2. Ben je echt zo slim?
Ik kom in het feuilleton wellicht slimmer over dan gerechtvaardigd. Dat is onbedoeld en ongewenst, maar onvermijdelijk. Wat ik beschrijf is bijna altijd te onderbouwen met documenten, maar het is moeilijk om te herinneren wanneer dom geluk intuïtie wordt en intuïtie kennis. Echter, de feiten kloppen, óók waar het over mijzelf gaat.
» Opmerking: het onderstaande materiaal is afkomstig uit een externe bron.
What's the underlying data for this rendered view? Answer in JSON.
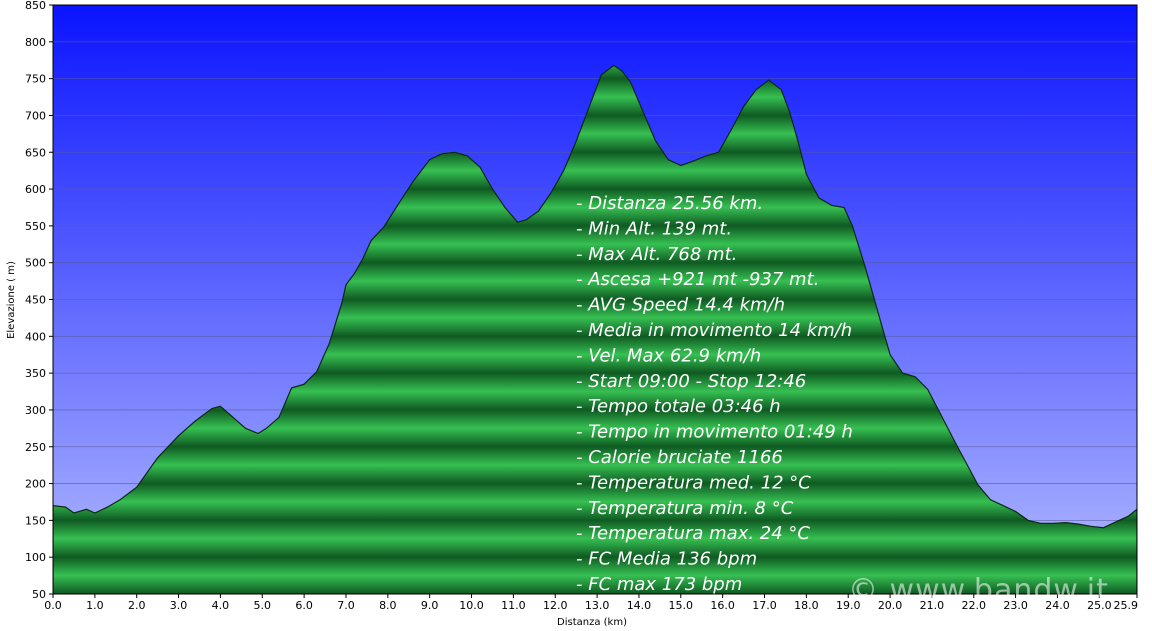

En uiteindelijk was ons wapen dat wij acteerden als een team van vakmensen in een UWV-organisatie waarin iedereen oorlog voert tegen iedereen en deskundigheid er nauwelijks toe doet. Soms voldoet vakmanschap op zichzelf.
3. Ben je rijk geworden van het UWV?
Toen ik er in 2007 begon was ik 45 en financieel onafhankelijk. Wij bouwden met een klein team van partners/ondernemers de polisadministratie voor een paar procent van het bedrag dat het UWV aan Capgemini en IBM had verspild. Als je met een paar mensen het werk van vele honderden doet dan verdien je een uitstekende boterham. En los daarvan kon UWV het niet laten om ons geld toe we werpen waar we niet om hadden gevraagd (29). Waarom dat weigeren?
4. Heb je zakelijk last gehad van kritische uitingen over de overheid?
Ja natuurlijk. Net als bijvoorbeeld Pieter Omtzigt (35), met wie ik mijzelf verder niet wil vergelijken en met wie ik niet zou willen ruilen. Don’t try this at home.
5. Haat je de mensen over wie je negatief schrijft?
Nee. Haten en doorgronden gaan niet samen. Iemand als Diantha C. verafschuw ik misschien persoonlijk, maar ze beschermt wel "haar" mensen in een onzekere politieke wereld. Cor Franke is misschien een crypto-psychopaat (14) maar ronduit geniaal. Cees B., die samen met Capgemini het UWV oplicht (10), doet dat met een koelbloedigheid en flair die ik bewonder in een organisatie die wil worden opgelicht. Tof Thissen, die zijn zwakste cliënten laat stikken, is een typische burgemeester in oorlogstijd met het hart op de goede plaats (64). En zo kan ik doorgaan. Zelfs UWV-topman David Jongen, over wie ik niets positiefs kan zeggen, moet bijzondere eigenschappen bezitten. Dat ik ze niet kan vinden is mijn fout.
6. Vind je het vervelend dat je mensen toch beschadigt?
Niet bij spelers als Cees B. en David Jongen, maar in het algemeen wel. Verifieerbaarheid staat echter voorop. In ambtenarenland is het overigens bijna de ultieme doodzonde om mensen bij naam te noemen. Individuele ambtenaren bestaan nooit. Het enige dat bestaat zijn organisaties en de minister. Uiteraard komt dat het ontstaan en doorwoekeren van wantoestanden sterk ten goede.